Hasil sementara menunjukkan bahwa 109 rumah memenuhi kualifikasi Badan Nasional Penanggulangan Bencana (BNPB), terdiri dari 79 rumah rusak ringan dan 30 rusak sedang.
“Kami memprediksi bahwa pengungsi saat ini, baik yang mandiri maupun yang berada di tenda, termasuk dalam kategori yang diidentifikasi BNPB, yaitu 109 kepala keluarga. Artinya, persoalan ini sudah teratasi,” kata Sekretaris Daerah (Sekda) Garut Nurdin Yana.
Pernyataan itu disampaikan setelah rapat mengenai penanganan bencana di Posko Penanganan Darurat, Rabu 25 September 2024, yang membahas verifikasi rumah terdampak dan situasi terkini setelah gempa yang terjadi seminggu lalu.

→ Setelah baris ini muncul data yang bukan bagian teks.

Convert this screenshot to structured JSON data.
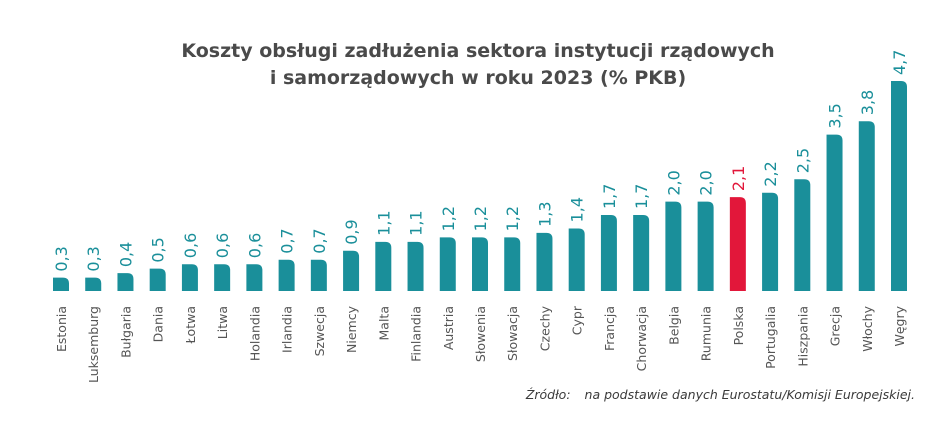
{
  "chart_data": {
    "type": "bar",
    "title": "Koszty obsługi zadłużenia sektora instytucji rządowych i samorządowych w roku 2023 (% PKB)",
    "title_lines": [
      "Koszty obsługi zadłużenia sektora instytucji rządowych",
      "i samorządowych w roku 2023 (% PKB)"
    ],
    "categories": [
      "Estonia",
      "Luksemburg",
      "Bułgaria",
      "Dania",
      "Łotwa",
      "Litwa",
      "Holandia",
      "Irlandia",
      "Szwecja",
      "Niemcy",
      "Malta",
      "Finlandia",
      "Austria",
      "Słowenia",
      "Słowacja",
      "Czechy",
      "Cypr",
      "Francja",
      "Chorwacja",
      "Belgia",
      "Rumunia",
      "Polska",
      "Portugalia",
      "Hiszpania",
      "Grecja",
      "Włochy",
      "Węgry"
    ],
    "values": [
      0.3,
      0.3,
      0.4,
      0.5,
      0.6,
      0.6,
      0.6,
      0.7,
      0.7,
      0.9,
      1.1,
      1.1,
      1.2,
      1.2,
      1.2,
      1.3,
      1.4,
      1.7,
      1.7,
      2.0,
      2.0,
      2.1,
      2.2,
      2.5,
      3.5,
      3.8,
      4.7
    ],
    "value_labels": [
      "0,3",
      "0,3",
      "0,4",
      "0,5",
      "0,6",
      "0,6",
      "0,6",
      "0,7",
      "0,7",
      "0,9",
      "1,1",
      "1,1",
      "1,2",
      "1,2",
      "1,2",
      "1,3",
      "1,4",
      "1,7",
      "1,7",
      "2,0",
      "2,0",
      "2,1",
      "2,2",
      "2,5",
      "3,5",
      "3,8",
      "4,7"
    ],
    "highlight": "Polska",
    "ylim": [
      0,
      5
    ],
    "grid": false,
    "colors": {
      "bar": "#1a8f9a",
      "highlight": "#e2173a",
      "label": "#555555"
    }
  },
  "source": {
    "label": "Źródło:",
    "text": "na podstawie danych Eurostatu/Komisji Europejskiej."
  }
}
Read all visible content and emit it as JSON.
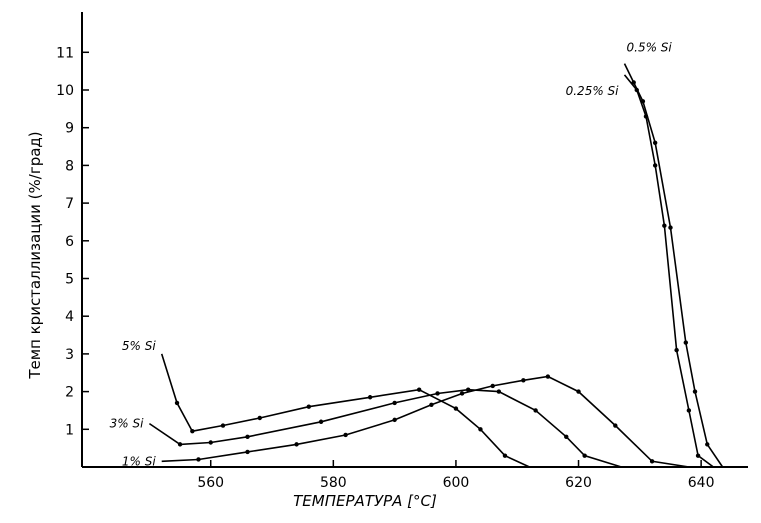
{
  "chart_data": {
    "type": "line",
    "xlabel": "ТЕМПЕРАТУРА [°C]",
    "ylabel": "Темп кристаллизации (%/град)",
    "xlim": [
      539,
      648
    ],
    "ylim": [
      0,
      12
    ],
    "xticks": [
      560,
      580,
      600,
      620,
      640
    ],
    "yticks": [
      1,
      2,
      3,
      4,
      5,
      6,
      7,
      8,
      9,
      10,
      11
    ],
    "grid": false,
    "series": [
      {
        "name": "0.5% Si",
        "points": [
          [
            627.5,
            10.7
          ],
          [
            629,
            10.2
          ],
          [
            630.5,
            9.7
          ],
          [
            632.5,
            8.6
          ],
          [
            635,
            6.35
          ],
          [
            637.5,
            3.3
          ],
          [
            639,
            2.0
          ],
          [
            641,
            0.6
          ],
          [
            643.5,
            0.0
          ]
        ]
      },
      {
        "name": "0.25% Si",
        "points": [
          [
            627.5,
            10.4
          ],
          [
            629.5,
            10.0
          ],
          [
            631,
            9.3
          ],
          [
            632.5,
            8.0
          ],
          [
            634,
            6.4
          ],
          [
            636,
            3.1
          ],
          [
            638,
            1.5
          ],
          [
            639.5,
            0.3
          ],
          [
            642,
            0.0
          ]
        ]
      },
      {
        "name": "5% Si",
        "points": [
          [
            552,
            3.0
          ],
          [
            554.5,
            1.7
          ],
          [
            557,
            0.95
          ],
          [
            562,
            1.1
          ],
          [
            568,
            1.3
          ],
          [
            576,
            1.6
          ],
          [
            586,
            1.85
          ],
          [
            594,
            2.05
          ],
          [
            600,
            1.55
          ],
          [
            604,
            1.0
          ],
          [
            608,
            0.3
          ],
          [
            612,
            0.0
          ]
        ]
      },
      {
        "name": "3% Si",
        "points": [
          [
            550,
            1.15
          ],
          [
            555,
            0.6
          ],
          [
            560,
            0.65
          ],
          [
            566,
            0.8
          ],
          [
            578,
            1.2
          ],
          [
            590,
            1.7
          ],
          [
            597,
            1.95
          ],
          [
            602,
            2.05
          ],
          [
            607,
            2.0
          ],
          [
            613,
            1.5
          ],
          [
            618,
            0.8
          ],
          [
            621,
            0.3
          ],
          [
            627,
            0.0
          ]
        ]
      },
      {
        "name": "1% Si",
        "points": [
          [
            552,
            0.15
          ],
          [
            558,
            0.2
          ],
          [
            566,
            0.4
          ],
          [
            574,
            0.6
          ],
          [
            582,
            0.85
          ],
          [
            590,
            1.25
          ],
          [
            596,
            1.65
          ],
          [
            601,
            1.95
          ],
          [
            606,
            2.15
          ],
          [
            611,
            2.3
          ],
          [
            615,
            2.4
          ],
          [
            620,
            2.0
          ],
          [
            626,
            1.1
          ],
          [
            632,
            0.15
          ],
          [
            638,
            0.0
          ]
        ]
      }
    ]
  }
}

Nurdin juga mencatat bahwa 22 fasilitas umum dan sosial telah terinventarisasi. Ia menginstruksikan dinas terkait untuk segera menyusun Rencana Anggaran Biaya (RAB) untuk perbaikan fasilitas tersebut.
Nurdin menetapkan batas waktu verifikasi rumah terdampak harus selesai sebelum pukul 17.00 WIB agar data dapat difinalisasi dalam rapat malam ini.
Meski demikian, Nurdin menekankan pentingnya penanganan bagi rumah-rumah yang tidak memenuhi kriteria BNPB.
Ia mengatakan, pemerintah daerah bertanggung jawab atas rumah-rumah tersebut meskipun dikategorikan rusak sangat ringan. Mereka berencana memberikan bantuan melalui skema cash for work atau bantuan kerohiman.